If I could say anything to those suffocating under the weight of addiction, or even considering drugs, I would say this: Choose hope. Choose to have hope in a better tomorrow. Choose to walk through this life with your mind clear, and your eyes bright. Choose to reach out to someone for help. Most importantly, remember that this life can get really low, it can get so dark that you can’t see your hand in front of your face… but this life can also be beautiful. Don’t miss out on the beauty of this life. Show up every single day, because yes, this life can get low, but I promise you, life can take you higher than drugs ever will.
Also Thursday, coalition President Heather Gibson said former Major League Baseball player Darryl Strawberry will be in Hillsboro in April for the Equipping Conference, an event to be held at Good News Gathering.
Gibson said Strawberry, who struggled with drug abuse during his baseball career, will be the keynote speaker at the event. The opening speaker will be Theresa Flores, a human trafficking survivor.
Gibson told The Times-Gazette that the event is designed to engage and equip the community in addressing substance abuse here.
Gibson said the event will be held April 18 at Good News Gathering. A Christian concert will also be held the evening prior.
“We’re really excited about it,” Gibson said.
Tonya Sturgill, treatment coordinator for the Highland County Probation Department, said a graduation ceremony for those enrolled in the Hillsboro Municipal Court’s Vivitrol program will be held at 1:30 p.m. Monday in the municipal courtroom at the Highland County Justice Center.
Gibson said the Quick Response Team, a multi-disciplined group of local officials and professionals that will visit the homes of drug overdose survivors and offer them treatment resources, is still set to begin making visits Feb. 1.
Gibson said the group is looking for “stabilization housing” for men in need of a safe place to stay while they wait to be accepted into treatment programs.
In other business, some of those in attendance discussed the importance of programs to prevent drug abuse for local youth.
Gibson said a fifth grader from Hillsboro Middle School spoke to her recently after the unveiling of the Quick Response Team, and shared some concerns about students whose families struggle with drug abuse.

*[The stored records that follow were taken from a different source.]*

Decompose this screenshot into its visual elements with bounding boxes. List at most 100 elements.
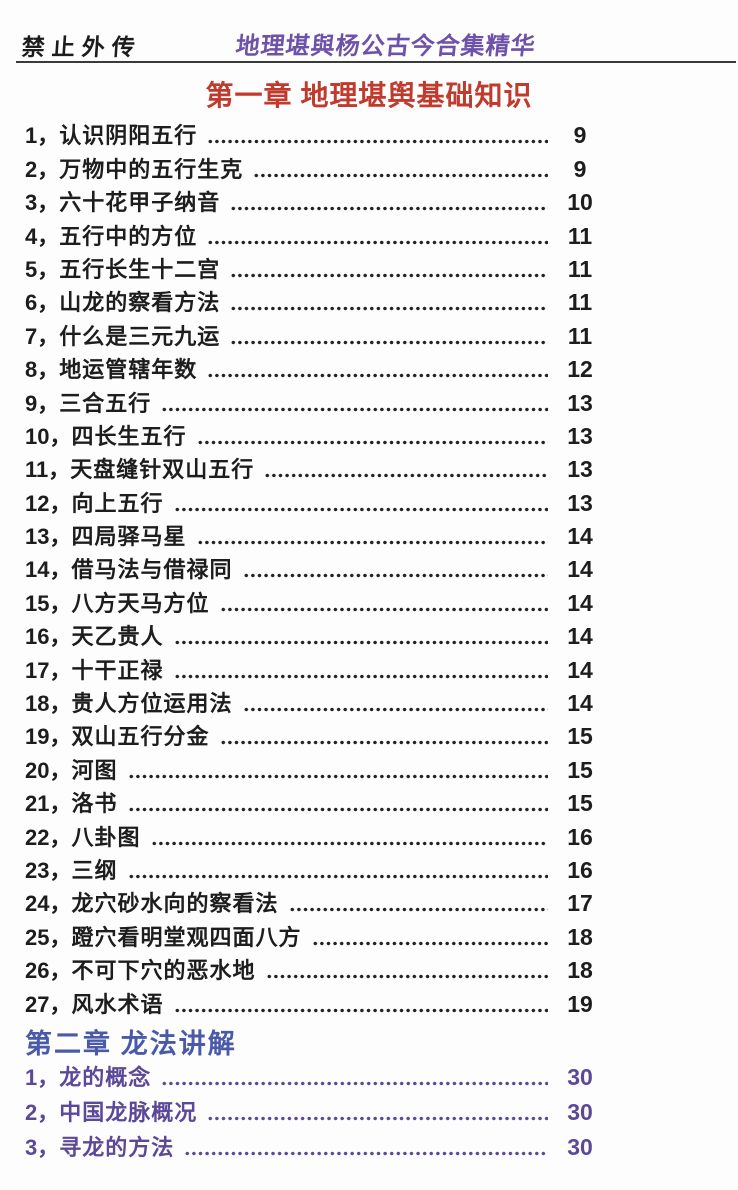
toc-entry-label: 河图 [71, 757, 118, 783]
dot-leader [173, 640, 548, 646]
toc-entry-number: 22， [25, 824, 72, 850]
toc-entry-page: 15 [567, 723, 593, 750]
chapter1-title: 第一章 地理堪舆基础知识 [205, 81, 533, 112]
toc-entry-number: 1， [25, 1064, 60, 1090]
toc-entry-label: 借马法与借禄同 [71, 557, 233, 583]
toc-entry-number: 15， [25, 590, 72, 616]
toc-entry-label: 山龙的察看方法 [59, 290, 221, 316]
header-divider-line [16, 61, 736, 63]
dot-leader [253, 172, 548, 178]
toc-entry-number: 21， [25, 791, 72, 817]
toc-entry-number: 26， [25, 958, 72, 984]
toc-entry-page: 14 [567, 623, 593, 650]
toc-entry-label: 认识阴阳五行 [59, 123, 198, 149]
toc-entry: 16， 天乙贵人 14 [25, 619, 604, 652]
toc-entry: 24， 龙穴砂水向的察看法 17 [25, 886, 604, 919]
toc-entry-label: 风水术语 [71, 991, 164, 1017]
toc-entry: 9， 三合五行 13 [25, 385, 604, 418]
toc-entry-label: 四局驿马星 [71, 524, 187, 550]
toc-entry-number: 3， [25, 1134, 60, 1160]
toc-entry-label: 双山五行分金 [71, 724, 210, 750]
dot-leader [207, 139, 548, 145]
toc-entry-page: 14 [567, 690, 593, 717]
dot-leader [207, 373, 548, 379]
dot-leader [230, 206, 548, 212]
dot-leader [161, 1080, 548, 1086]
dot-leader [196, 540, 548, 546]
toc-entry-page: 13 [567, 489, 593, 516]
toc-entry-number: 4， [25, 223, 60, 249]
toc-entry-number: 2， [25, 156, 60, 182]
toc-entry-label: 四长生五行 [71, 423, 187, 449]
dot-leader [230, 339, 548, 345]
toc-entry-page: 30 [567, 1098, 593, 1125]
toc-entry-page: 14 [567, 523, 593, 550]
toc-entry-page: 11 [567, 222, 593, 249]
dot-leader [242, 573, 548, 579]
dot-leader [264, 473, 548, 479]
dot-leader [173, 1007, 548, 1013]
dot-leader [207, 239, 548, 245]
toc-entry-page: 9 [573, 155, 587, 182]
toc-entry-label: 向上五行 [71, 490, 164, 516]
toc-entry-number: 18， [25, 691, 72, 717]
toc-entry-label: 五行长生十二宫 [59, 256, 221, 282]
toc-entry-page: 14 [567, 589, 593, 616]
toc-entry: 15， 八方天马方位 14 [25, 585, 604, 618]
toc-entry-number: 20， [25, 757, 72, 783]
toc-entry: 6， 山龙的察看方法 11 [25, 285, 604, 318]
toc-entry-page: 14 [567, 556, 593, 583]
toc-entry: 13， 四局驿马星 14 [25, 519, 604, 552]
toc-entry: 3， 寻龙的方法 30 [25, 1128, 604, 1163]
toc-entry-label: 中国龙脉概况 [59, 1099, 198, 1125]
dot-leader [184, 1150, 548, 1156]
toc-entry-number: 1， [25, 123, 60, 149]
toc-entry: 22， 八卦图 16 [25, 819, 604, 852]
toc-entry-page: 19 [567, 990, 593, 1017]
toc-entry-label: 万物中的五行生克 [59, 156, 244, 182]
toc-entry-label: 龙穴砂水向的察看法 [71, 891, 279, 917]
chapter2-title: 第二章 龙法讲解 [25, 1028, 237, 1059]
toc-entry-number: 14， [25, 557, 72, 583]
dot-leader [219, 740, 548, 746]
toc-entry-label: 天乙贵人 [71, 624, 164, 650]
toc-entry: 21， 洛书 15 [25, 786, 604, 819]
toc-entry-number: 25， [25, 924, 72, 950]
toc-entry: 11， 天盘缝针双山五行 13 [25, 452, 604, 485]
toc-entry-page: 16 [567, 856, 593, 883]
toc-entry-label: 不可下穴的恶水地 [71, 958, 256, 984]
dot-leader [230, 272, 548, 278]
toc-entry-label: 三纲 [71, 857, 118, 883]
dot-leader [127, 807, 548, 813]
toc-entry-page: 13 [567, 389, 593, 416]
dot-leader [127, 773, 548, 779]
dot-leader [173, 673, 548, 679]
toc-entry-number: 7， [25, 323, 60, 349]
toc-entry-label: 洛书 [71, 791, 118, 817]
dot-leader [196, 439, 548, 445]
toc-entry-number: 16， [25, 624, 72, 650]
toc-entry-label: 贵人方位运用法 [71, 691, 233, 717]
toc-entry: 19， 双山五行分金 15 [25, 719, 604, 752]
toc-entry-number: 24， [25, 891, 72, 917]
toc-entry: 20， 河图 15 [25, 752, 604, 785]
toc-entry-page: 17 [567, 890, 593, 917]
toc-entry: 2， 中国龙脉概况 30 [25, 1093, 604, 1128]
toc-entry: 17， 十干正禄 14 [25, 652, 604, 685]
toc-entry-label: 十干正禄 [71, 657, 164, 683]
toc-entry-label: 五行中的方位 [59, 223, 198, 249]
toc-entry-page: 15 [567, 756, 593, 783]
toc-entry: 3， 六十花甲子纳音 10 [25, 185, 604, 218]
toc-entry-label: 八卦图 [71, 824, 141, 850]
toc-entry-page: 11 [567, 289, 593, 316]
dot-leader [219, 606, 548, 612]
toc-entry-page: 13 [567, 456, 593, 483]
toc-entry: 1， 认识阴阳五行 9 [25, 118, 604, 151]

Penny Dehner, executive director of the Paint Valley ADAMH Board, said, “These kids are facing mental health trauma every day. We’ve got to do a better job for our kids… Hopefully, we don’t have another generation of people addicted.”
According to its website, the Paint Valley ADAMH Board works with providers and community partners to provide prevention services for school-aged children. For more information, visit www.pvadamh.org/prevention.
The Highland County Drug Abuse Prevention Coalition is a group of law enforcement officials, mental health and drug treatment professionals, people of faith and concerned citizens who meet monthly to exchange ideas on how to reduce drug abuse in Highland County.
The group meets at noon every fourth Thursday of the month in the main conference room at the North High Business Center.